A question for the matematicians out there:
heh. I'll answer anyway.
My maths tutor has told me a bit about the construction of Galois fields (If I`m correct the construction is Z mod N, N some integer, then a transformation F(x) on the residue classes already in the field) I know also the definition is that there are P**k elements, p a prime.
what is 'k'? there are N elements in the field as I understand the terminology.
1. How can a field be finite, as by definition it has to be closed under addition, subtraction, multiplication and division???? (sorry if this one is a bit of a no brainer, maybe the definition is different but I can`t seem to see how)
the short answer is that all the operations are redefined somewhat to analogous operations that map into the range of integers. division is not defined for results that are not integers. actually division is replaced with an operation called "finding the inverse mod n".
2. Why is taking logs in a finite field computationally hard? - Me and Alec (My maths tutor at college) guessed that it is because exponentiation and logs are each others inverse functions, and somehow this becomes a one way function in a finite field.

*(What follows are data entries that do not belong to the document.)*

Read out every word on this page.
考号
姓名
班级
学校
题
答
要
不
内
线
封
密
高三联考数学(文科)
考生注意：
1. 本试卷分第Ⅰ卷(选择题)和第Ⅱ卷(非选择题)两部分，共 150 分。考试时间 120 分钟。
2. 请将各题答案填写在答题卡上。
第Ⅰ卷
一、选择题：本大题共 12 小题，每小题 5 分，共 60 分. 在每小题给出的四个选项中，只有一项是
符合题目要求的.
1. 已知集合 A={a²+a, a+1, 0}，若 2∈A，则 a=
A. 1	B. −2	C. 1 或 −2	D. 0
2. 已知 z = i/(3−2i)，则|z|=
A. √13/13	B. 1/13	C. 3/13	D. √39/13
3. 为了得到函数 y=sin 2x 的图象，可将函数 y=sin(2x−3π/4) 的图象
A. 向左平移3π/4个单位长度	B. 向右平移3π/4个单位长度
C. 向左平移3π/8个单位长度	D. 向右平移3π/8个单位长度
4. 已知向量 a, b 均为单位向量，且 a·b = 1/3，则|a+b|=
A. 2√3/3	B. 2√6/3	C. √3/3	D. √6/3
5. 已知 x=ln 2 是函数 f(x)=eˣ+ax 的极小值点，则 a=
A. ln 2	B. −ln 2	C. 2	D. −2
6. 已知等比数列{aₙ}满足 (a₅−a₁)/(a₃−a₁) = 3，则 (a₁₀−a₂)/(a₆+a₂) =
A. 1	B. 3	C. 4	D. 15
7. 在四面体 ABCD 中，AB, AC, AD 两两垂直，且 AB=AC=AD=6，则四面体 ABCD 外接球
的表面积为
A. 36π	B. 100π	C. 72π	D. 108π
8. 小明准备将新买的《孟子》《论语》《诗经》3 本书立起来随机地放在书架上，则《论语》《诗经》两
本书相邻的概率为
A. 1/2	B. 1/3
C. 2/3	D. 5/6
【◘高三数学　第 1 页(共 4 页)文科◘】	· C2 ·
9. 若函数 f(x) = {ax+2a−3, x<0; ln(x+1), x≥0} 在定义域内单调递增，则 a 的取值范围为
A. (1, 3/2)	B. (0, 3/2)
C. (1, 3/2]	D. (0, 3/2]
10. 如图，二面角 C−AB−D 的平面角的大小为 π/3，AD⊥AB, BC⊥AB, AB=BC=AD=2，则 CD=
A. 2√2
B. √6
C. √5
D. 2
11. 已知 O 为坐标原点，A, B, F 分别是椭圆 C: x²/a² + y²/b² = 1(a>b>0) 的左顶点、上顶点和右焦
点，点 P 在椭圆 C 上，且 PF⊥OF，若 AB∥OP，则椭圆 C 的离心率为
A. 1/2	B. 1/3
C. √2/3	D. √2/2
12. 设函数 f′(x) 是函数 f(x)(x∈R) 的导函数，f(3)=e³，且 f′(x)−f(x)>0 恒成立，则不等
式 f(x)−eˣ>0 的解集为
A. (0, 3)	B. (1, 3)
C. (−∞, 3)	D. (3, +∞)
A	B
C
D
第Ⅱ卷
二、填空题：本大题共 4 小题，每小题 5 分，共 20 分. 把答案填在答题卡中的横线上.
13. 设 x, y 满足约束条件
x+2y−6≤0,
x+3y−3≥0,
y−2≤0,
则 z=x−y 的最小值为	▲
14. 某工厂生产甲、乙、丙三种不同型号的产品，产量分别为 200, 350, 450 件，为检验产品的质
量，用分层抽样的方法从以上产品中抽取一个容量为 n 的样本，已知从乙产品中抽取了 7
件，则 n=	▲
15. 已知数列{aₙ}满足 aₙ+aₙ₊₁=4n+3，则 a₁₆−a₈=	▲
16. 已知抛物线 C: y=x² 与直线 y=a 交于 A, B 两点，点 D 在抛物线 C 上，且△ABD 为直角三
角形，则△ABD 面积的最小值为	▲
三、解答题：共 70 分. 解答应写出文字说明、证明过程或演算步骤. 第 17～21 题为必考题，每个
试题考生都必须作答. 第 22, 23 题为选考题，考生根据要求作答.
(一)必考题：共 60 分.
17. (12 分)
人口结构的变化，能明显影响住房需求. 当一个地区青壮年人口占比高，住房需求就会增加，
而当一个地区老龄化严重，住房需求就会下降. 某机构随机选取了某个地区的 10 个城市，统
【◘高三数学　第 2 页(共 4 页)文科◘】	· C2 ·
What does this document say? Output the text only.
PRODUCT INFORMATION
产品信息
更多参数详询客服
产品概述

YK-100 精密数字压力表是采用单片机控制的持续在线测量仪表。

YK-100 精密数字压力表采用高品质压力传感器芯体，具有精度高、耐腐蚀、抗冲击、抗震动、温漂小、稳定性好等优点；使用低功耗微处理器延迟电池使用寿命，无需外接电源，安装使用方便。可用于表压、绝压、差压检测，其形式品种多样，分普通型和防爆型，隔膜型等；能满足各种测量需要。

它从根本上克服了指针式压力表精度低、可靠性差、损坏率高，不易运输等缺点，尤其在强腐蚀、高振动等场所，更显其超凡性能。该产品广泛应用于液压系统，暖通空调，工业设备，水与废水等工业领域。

actually, this is a very important question that already gets to the limits of current knowledge. the short answer is that there is *no*proof* that this problem is "hard". in fact such proofs are somewhat rare and exist mostly for contrived problems. in computational theory what one does is prove that your problem is at least as difficult as some other famous problem that many people have tried to find efficient solutions but have failed. this is called "NP Complete". as far as I know there is no proof that "taking logs in a finite field" is actually "hard". in fact there is no proof that factoring (an equivalent form of the problem) is "hard" or even a proof that it is np complete. most of this stuff is in the cryptography faq out there in cyberspace. I am writing in hopes that someone might amend the above by posting the latest academic thinking on the difficulty of factoring.